Quelles sont les raisons d’être de cette clinique ?

Cette clinique accueille exclusivement les filles des rues. L’hôpital universitaire pourrait les accueillir mais ces filles sont stigmatisées par le personnel soignant. Souvent très agressives, droguées et s’exprimant dans un langage particulier, elles sont refusées aux portes de cet hôpital. Keoogo a donc décidé de créer un endroit accueillant, de manière adéquate sur le plan médical, psychologique et social, pour ces jeunes filles en situation de rue ou victimes d’exploitation sexuelle à des fins commerciales. Cette clinique est soutenue par Médecins du Monde et reconnue par le Ministère de la Santé burkinabé.
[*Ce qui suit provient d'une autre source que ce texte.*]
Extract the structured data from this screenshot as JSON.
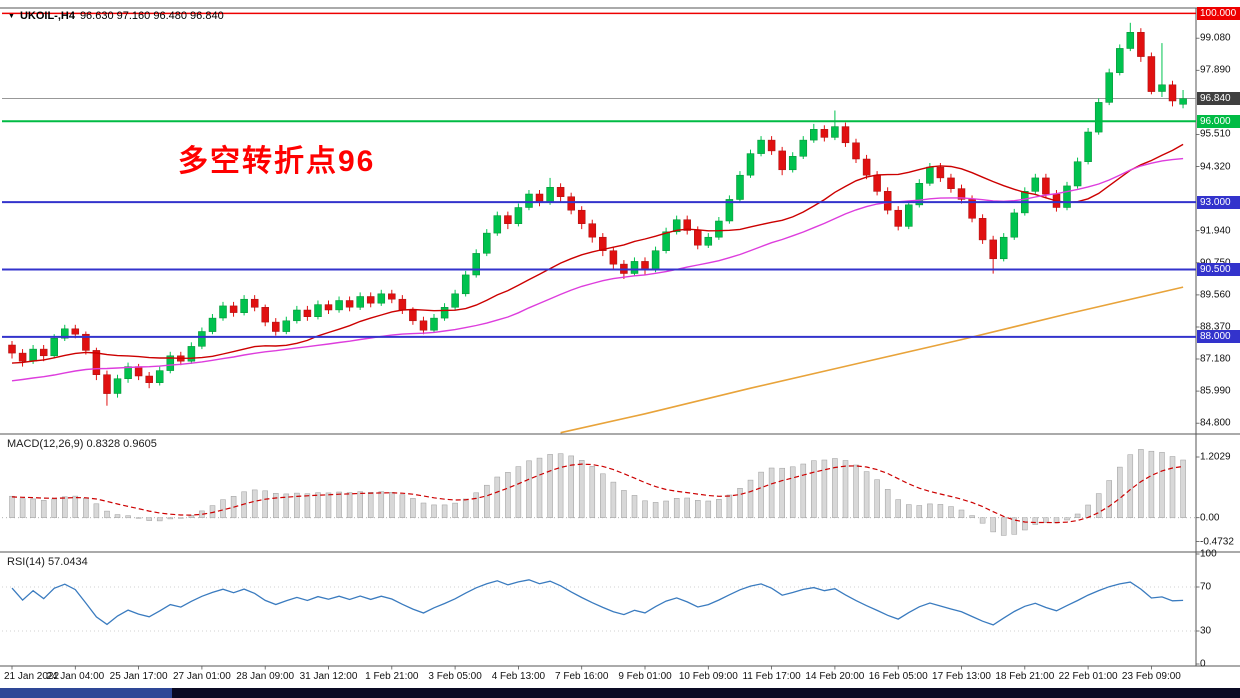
{
  "colors": {
    "candle_up": "#00c24e",
    "candle_down": "#e01010",
    "ma_fast": "#cc0000",
    "ma_mid": "#dd3ddd",
    "ma_long": "#e8a33a",
    "macd_hist": "#d8d8d8",
    "macd_signal": "#cc0000",
    "rsi_line": "#3a7bbf",
    "annotation_red": "#ff0000",
    "level_blue": "#3333cc",
    "level_green": "#00bb44",
    "level_red": "#ee0000",
    "current_price_bg": "#3f3f3f",
    "taskbar_bg": "#0a0a24",
    "taskbar_accent": "#2e4796"
  },
  "chart_data": {
    "type": "candlestick",
    "symbol_title": "UKOIL-,H4",
    "ohlc_title": "96.630 97.160 96.480 96.840",
    "annotation": "多空转折点96",
    "price_axis": {
      "ticks": [
        "99.080",
        "97.890",
        "95.510",
        "94.320",
        "91.940",
        "90.750",
        "89.560",
        "88.370",
        "87.180",
        "85.990",
        "84.800"
      ],
      "levels": [
        {
          "label": "100.000",
          "value": 100.0,
          "hex": "#ee0000",
          "width": 1.5
        },
        {
          "label": "96.000",
          "value": 96.0,
          "hex": "#00bb44",
          "width": 2
        },
        {
          "label": "93.000",
          "value": 93.0,
          "hex": "#3333cc",
          "width": 2
        },
        {
          "label": "90.500",
          "value": 90.5,
          "hex": "#3333cc",
          "width": 2
        },
        {
          "label": "88.000",
          "value": 88.0,
          "hex": "#3333cc",
          "width": 2
        }
      ],
      "current": {
        "label": "96.840",
        "value": 96.84,
        "box_hex": "#3f3f3f",
        "line_hex": "#8a8a8a"
      }
    },
    "overlays": {
      "ma_fast_period": 20,
      "ma_mid_period": 40,
      "long_ma_points": [
        [
          52,
          84.45
        ],
        [
          60,
          85.15
        ],
        [
          70,
          86.1
        ],
        [
          80,
          87.0
        ],
        [
          90,
          87.9
        ],
        [
          100,
          88.85
        ],
        [
          111,
          89.85
        ]
      ]
    },
    "candles": [
      [
        87.7,
        87.85,
        87.2,
        87.4
      ],
      [
        87.4,
        87.55,
        86.9,
        87.1
      ],
      [
        87.1,
        87.7,
        87.0,
        87.55
      ],
      [
        87.55,
        87.7,
        87.1,
        87.3
      ],
      [
        87.3,
        88.1,
        87.2,
        87.95
      ],
      [
        87.95,
        88.45,
        87.85,
        88.3
      ],
      [
        88.3,
        88.45,
        87.95,
        88.1
      ],
      [
        88.1,
        88.2,
        87.35,
        87.5
      ],
      [
        87.5,
        87.6,
        86.4,
        86.6
      ],
      [
        86.6,
        86.75,
        85.45,
        85.9
      ],
      [
        85.9,
        86.6,
        85.75,
        86.45
      ],
      [
        86.45,
        87.05,
        86.3,
        86.9
      ],
      [
        86.9,
        87.0,
        86.4,
        86.55
      ],
      [
        86.55,
        86.7,
        86.1,
        86.3
      ],
      [
        86.3,
        86.9,
        86.2,
        86.75
      ],
      [
        86.75,
        87.45,
        86.65,
        87.3
      ],
      [
        87.3,
        87.45,
        86.95,
        87.1
      ],
      [
        87.1,
        87.8,
        87.0,
        87.65
      ],
      [
        87.65,
        88.35,
        87.55,
        88.2
      ],
      [
        88.2,
        88.85,
        88.1,
        88.7
      ],
      [
        88.7,
        89.3,
        88.6,
        89.15
      ],
      [
        89.15,
        89.3,
        88.75,
        88.9
      ],
      [
        88.9,
        89.55,
        88.8,
        89.4
      ],
      [
        89.4,
        89.55,
        88.95,
        89.1
      ],
      [
        89.1,
        89.2,
        88.4,
        88.55
      ],
      [
        88.55,
        88.7,
        88.05,
        88.2
      ],
      [
        88.2,
        88.75,
        88.1,
        88.6
      ],
      [
        88.6,
        89.15,
        88.5,
        89.0
      ],
      [
        89.0,
        89.15,
        88.6,
        88.75
      ],
      [
        88.75,
        89.35,
        88.65,
        89.2
      ],
      [
        89.2,
        89.35,
        88.85,
        89.0
      ],
      [
        89.0,
        89.5,
        88.9,
        89.35
      ],
      [
        89.35,
        89.5,
        88.95,
        89.1
      ],
      [
        89.1,
        89.65,
        89.0,
        89.5
      ],
      [
        89.5,
        89.65,
        89.1,
        89.25
      ],
      [
        89.25,
        89.75,
        89.15,
        89.6
      ],
      [
        89.6,
        89.75,
        89.25,
        89.4
      ],
      [
        89.4,
        89.55,
        88.85,
        89.0
      ],
      [
        89.0,
        89.1,
        88.45,
        88.6
      ],
      [
        88.6,
        88.75,
        88.1,
        88.25
      ],
      [
        88.25,
        88.85,
        88.15,
        88.7
      ],
      [
        88.7,
        89.25,
        88.6,
        89.1
      ],
      [
        89.1,
        89.75,
        89.0,
        89.6
      ],
      [
        89.6,
        90.45,
        89.5,
        90.3
      ],
      [
        90.3,
        91.25,
        90.2,
        91.1
      ],
      [
        91.1,
        92.0,
        91.0,
        91.85
      ],
      [
        91.85,
        92.65,
        91.75,
        92.5
      ],
      [
        92.5,
        92.65,
        92.0,
        92.2
      ],
      [
        92.2,
        92.95,
        92.1,
        92.8
      ],
      [
        92.8,
        93.45,
        92.7,
        93.3
      ],
      [
        93.3,
        93.45,
        92.85,
        93.0
      ],
      [
        93.0,
        93.9,
        92.9,
        93.55
      ],
      [
        93.55,
        93.7,
        93.0,
        93.2
      ],
      [
        93.2,
        93.35,
        92.55,
        92.7
      ],
      [
        92.7,
        92.85,
        92.0,
        92.2
      ],
      [
        92.2,
        92.35,
        91.5,
        91.7
      ],
      [
        91.7,
        91.85,
        91.0,
        91.2
      ],
      [
        91.2,
        91.35,
        90.5,
        90.7
      ],
      [
        90.7,
        90.85,
        90.15,
        90.35
      ],
      [
        90.35,
        90.95,
        90.25,
        90.8
      ],
      [
        90.8,
        90.95,
        90.3,
        90.5
      ],
      [
        90.5,
        91.35,
        90.4,
        91.2
      ],
      [
        91.2,
        92.05,
        91.1,
        91.9
      ],
      [
        91.9,
        92.5,
        91.8,
        92.35
      ],
      [
        92.35,
        92.5,
        91.8,
        91.95
      ],
      [
        91.95,
        92.1,
        91.25,
        91.4
      ],
      [
        91.4,
        91.85,
        91.3,
        91.7
      ],
      [
        91.7,
        92.45,
        91.6,
        92.3
      ],
      [
        92.3,
        93.25,
        92.2,
        93.1
      ],
      [
        93.1,
        94.15,
        93.0,
        94.0
      ],
      [
        94.0,
        94.95,
        93.9,
        94.8
      ],
      [
        94.8,
        95.45,
        94.7,
        95.3
      ],
      [
        95.3,
        95.45,
        94.75,
        94.9
      ],
      [
        94.9,
        95.05,
        94.0,
        94.2
      ],
      [
        94.2,
        94.85,
        94.1,
        94.7
      ],
      [
        94.7,
        95.45,
        94.6,
        95.3
      ],
      [
        95.3,
        95.9,
        95.2,
        95.7
      ],
      [
        95.7,
        95.85,
        95.25,
        95.4
      ],
      [
        95.4,
        96.4,
        95.3,
        95.8
      ],
      [
        95.8,
        95.95,
        95.05,
        95.2
      ],
      [
        95.2,
        95.35,
        94.45,
        94.6
      ],
      [
        94.6,
        94.75,
        93.85,
        94.0
      ],
      [
        94.0,
        94.15,
        93.25,
        93.4
      ],
      [
        93.4,
        93.55,
        92.55,
        92.7
      ],
      [
        92.7,
        92.85,
        91.95,
        92.1
      ],
      [
        92.1,
        93.05,
        92.0,
        92.9
      ],
      [
        92.9,
        93.85,
        92.8,
        93.7
      ],
      [
        93.7,
        94.45,
        93.6,
        94.3
      ],
      [
        94.3,
        94.45,
        93.75,
        93.9
      ],
      [
        93.9,
        94.05,
        93.35,
        93.5
      ],
      [
        93.5,
        93.65,
        92.95,
        93.1
      ],
      [
        93.1,
        93.25,
        92.25,
        92.4
      ],
      [
        92.4,
        92.55,
        91.45,
        91.6
      ],
      [
        91.6,
        91.75,
        90.35,
        90.9
      ],
      [
        90.9,
        91.85,
        90.8,
        91.7
      ],
      [
        91.7,
        92.75,
        91.6,
        92.6
      ],
      [
        92.6,
        93.55,
        92.5,
        93.4
      ],
      [
        93.4,
        94.05,
        93.3,
        93.9
      ],
      [
        93.9,
        94.05,
        93.15,
        93.3
      ],
      [
        93.3,
        93.45,
        92.65,
        92.8
      ],
      [
        92.8,
        93.75,
        92.7,
        93.6
      ],
      [
        93.6,
        94.65,
        93.5,
        94.5
      ],
      [
        94.5,
        95.75,
        94.4,
        95.6
      ],
      [
        95.6,
        96.85,
        95.5,
        96.7
      ],
      [
        96.7,
        97.95,
        96.6,
        97.8
      ],
      [
        97.8,
        98.85,
        97.7,
        98.7
      ],
      [
        98.7,
        99.65,
        98.6,
        99.3
      ],
      [
        99.3,
        99.45,
        98.2,
        98.4
      ],
      [
        98.4,
        98.55,
        97.0,
        97.1
      ],
      [
        97.1,
        98.9,
        96.9,
        97.35
      ],
      [
        97.35,
        97.5,
        96.55,
        96.75
      ],
      [
        96.63,
        97.16,
        96.48,
        96.84
      ]
    ],
    "indicators": {
      "macd": {
        "label": "MACD(12,26,9) 0.8328 0.9605",
        "fast": 12,
        "slow": 26,
        "signal": 9,
        "scale": [
          "1.2029",
          "0.00",
          "-0.4732"
        ]
      },
      "rsi": {
        "label": "RSI(14) 57.0434",
        "period": 14,
        "ticks": [
          "100",
          "70",
          "30",
          "0"
        ],
        "levels": [
          70,
          30
        ]
      }
    },
    "x_axis": {
      "labels": [
        "21 Jan 2022",
        "24 Jan 04:00",
        "25 Jan 17:00",
        "27 Jan 01:00",
        "28 Jan 09:00",
        "31 Jan 12:00",
        "1 Feb 21:00",
        "3 Feb 05:00",
        "4 Feb 13:00",
        "7 Feb 16:00",
        "9 Feb 01:00",
        "10 Feb 09:00",
        "11 Feb 17:00",
        "14 Feb 20:00",
        "16 Feb 05:00",
        "17 Feb 13:00",
        "18 Feb 21:00",
        "22 Feb 01:00",
        "23 Feb 09:00"
      ],
      "bar_index": [
        0,
        6,
        12,
        18,
        24,
        30,
        36,
        42,
        48,
        54,
        60,
        66,
        72,
        78,
        84,
        90,
        96,
        102,
        108
      ]
    }
  }
}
Comment fonctionne la clinique de Keoogo ?

La clinique est composée de différentes salles : une salle à l’entrée pour l’accueil, une salle pour la sensibilisation, une salle pour les consultations gynécologiques et une salle pour les consultations psychologiques et l’accompagnement social. Elle possède également une pharmacie avec tous les produits nécessaires pour soigner les IST (infections sexuellement transmissibles) et vacciner. Un protocole de prise en charge pour les victimes de viol a été mis sur pied.

Quel est l’appui apporté par Médecins du Monde ?

Nous apportons un appui financier partiel aux frais de fonctionnement de la clinique pour le paiement des salaires du personnel, l’achat de préservatifs et de kits d’accouchement, l’approvisionnement en consommables médicaux, etc.